NEW YORK, NY.- Olney Gleason announced representation of London-based artist Pablo Bronstein (b. 1977, Buenos Aires) in collaboration with Herald St and Galleria Franco Noero. The artists debut exhibition with the gallery will open at 297 Tenth Avenue, New York, in September 2026.
The upcoming exhibition will feature a suite of monumental clocks exquisitely rendered in acrylic on paper, deepening Bronsteins longstanding fascination with the history of aesthetics and bourgeois material culture. The exhibition marks Bronsteins return to New York, where he staged a solo exhibition at The Metropolitan Museum of Art in 2009.
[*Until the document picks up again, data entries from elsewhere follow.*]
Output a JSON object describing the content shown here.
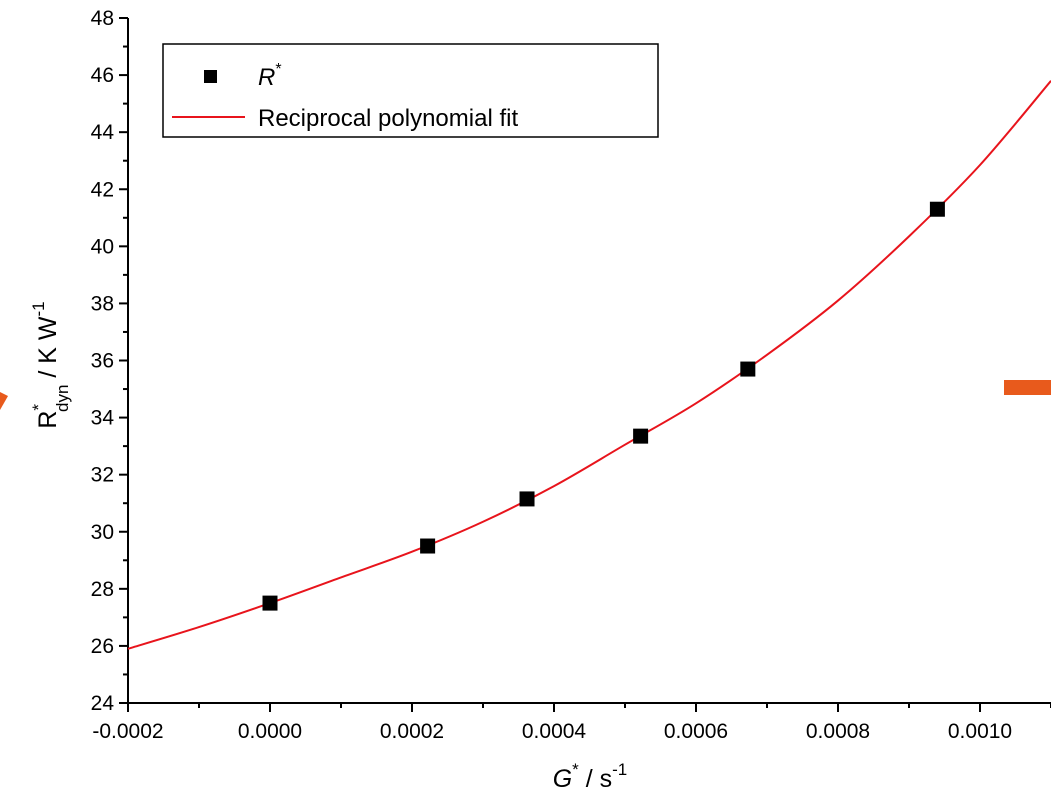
{
  "chart_data": {
    "type": "scatter",
    "xlabel": {
      "main": "G",
      "sup": "*",
      "units": " / s",
      "units_sup": "-1"
    },
    "ylabel": {
      "main": "R",
      "sup": "*",
      "sub": "dyn",
      "units": " / K W",
      "units_sup": "-1"
    },
    "xlim": [
      -0.0002,
      0.0011
    ],
    "ylim": [
      24,
      48
    ],
    "x_ticks": [
      -0.0002,
      0.0,
      0.0002,
      0.0004,
      0.0006,
      0.0008,
      0.001
    ],
    "x_tick_labels": [
      "-0.0002",
      "0.0000",
      "0.0002",
      "0.0004",
      "0.0006",
      "0.0008",
      "0.0010"
    ],
    "y_ticks": [
      24,
      26,
      28,
      30,
      32,
      34,
      36,
      38,
      40,
      42,
      44,
      46,
      48
    ],
    "y_tick_labels": [
      "24",
      "26",
      "28",
      "30",
      "32",
      "34",
      "36",
      "38",
      "40",
      "42",
      "44",
      "46",
      "48"
    ],
    "legend": {
      "placement": "top-left",
      "entries": [
        {
          "label": "R",
          "label_sup": "*",
          "marker": "square"
        },
        {
          "label": "Reciprocal polynomial fit",
          "marker": "line"
        }
      ]
    },
    "series": [
      {
        "name": "R*",
        "kind": "scatter",
        "color": "#000000",
        "points": [
          {
            "x": 0.0,
            "y": 27.5
          },
          {
            "x": 0.000222,
            "y": 29.5
          },
          {
            "x": 0.000362,
            "y": 31.15
          },
          {
            "x": 0.000522,
            "y": 33.35
          },
          {
            "x": 0.000673,
            "y": 35.7
          },
          {
            "x": 0.00094,
            "y": 41.3
          }
        ]
      },
      {
        "name": "Reciprocal polynomial fit",
        "kind": "line",
        "color": "#e8141c",
        "points": [
          {
            "x": -0.0002,
            "y": 25.9
          },
          {
            "x": -0.0001,
            "y": 26.66
          },
          {
            "x": 0.0,
            "y": 27.5
          },
          {
            "x": 0.0001,
            "y": 28.4
          },
          {
            "x": 0.0002,
            "y": 29.3
          },
          {
            "x": 0.0003,
            "y": 30.35
          },
          {
            "x": 0.0004,
            "y": 31.6
          },
          {
            "x": 0.0005,
            "y": 33.05
          },
          {
            "x": 0.0006,
            "y": 34.5
          },
          {
            "x": 0.0007,
            "y": 36.2
          },
          {
            "x": 0.0008,
            "y": 38.1
          },
          {
            "x": 0.0009,
            "y": 40.35
          },
          {
            "x": 0.001,
            "y": 42.85
          },
          {
            "x": 0.0011,
            "y": 45.8
          }
        ]
      }
    ],
    "decorations": {
      "accent_color": "#e85a1c"
    }
  }
}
Recent solo institutional presentations include The Temple of Solomon and Its Principal Contents, comprising imagined designs for the biblical structure, at Waddesdon Manor in Buckinghamshire, UK, in 2025. Bronstein is currently included in the Chengdu Biennale in China through August 2026. His work remains on view at Tate Britain following a major collection rehang in 2023, as well as at the Museum of Fine Arts, Houston.
Pablo Bronstein works across drawing, printmaking, film, and performance. He combines anachronistic elements to create architectural fantasies, exploring constructions of history, identity, and fiction. Merging stylistic elements from a range of periods and movements, Bronstein presents newly invented imagery as if it were documentary evidence, unraveling projections of human desire and imagination.
Bronstein lives and works in London. He earned a BA Fine Art from the Slade School of Art, London (2001) and an MA Visual Arts from Goldsmiths College, London (2004). His work is collected in depth by The Metropolitan Museum of Art, New York; Tate, United Kingdom; Centre Pompidou, Paris; The British Museum, London; Museum of Fine Arts, Houston; and RISD Museum, Providence, among others. He has staged solo exhibitions at The Metropolitan Museum of Art, New York; Museum of Fine Arts, Houston; RISD Museum, Providence; Tate Britain, London; Tate Modern, London; OGR Torino, Italy; Sir John Soanes Museum, London, and elsewhere.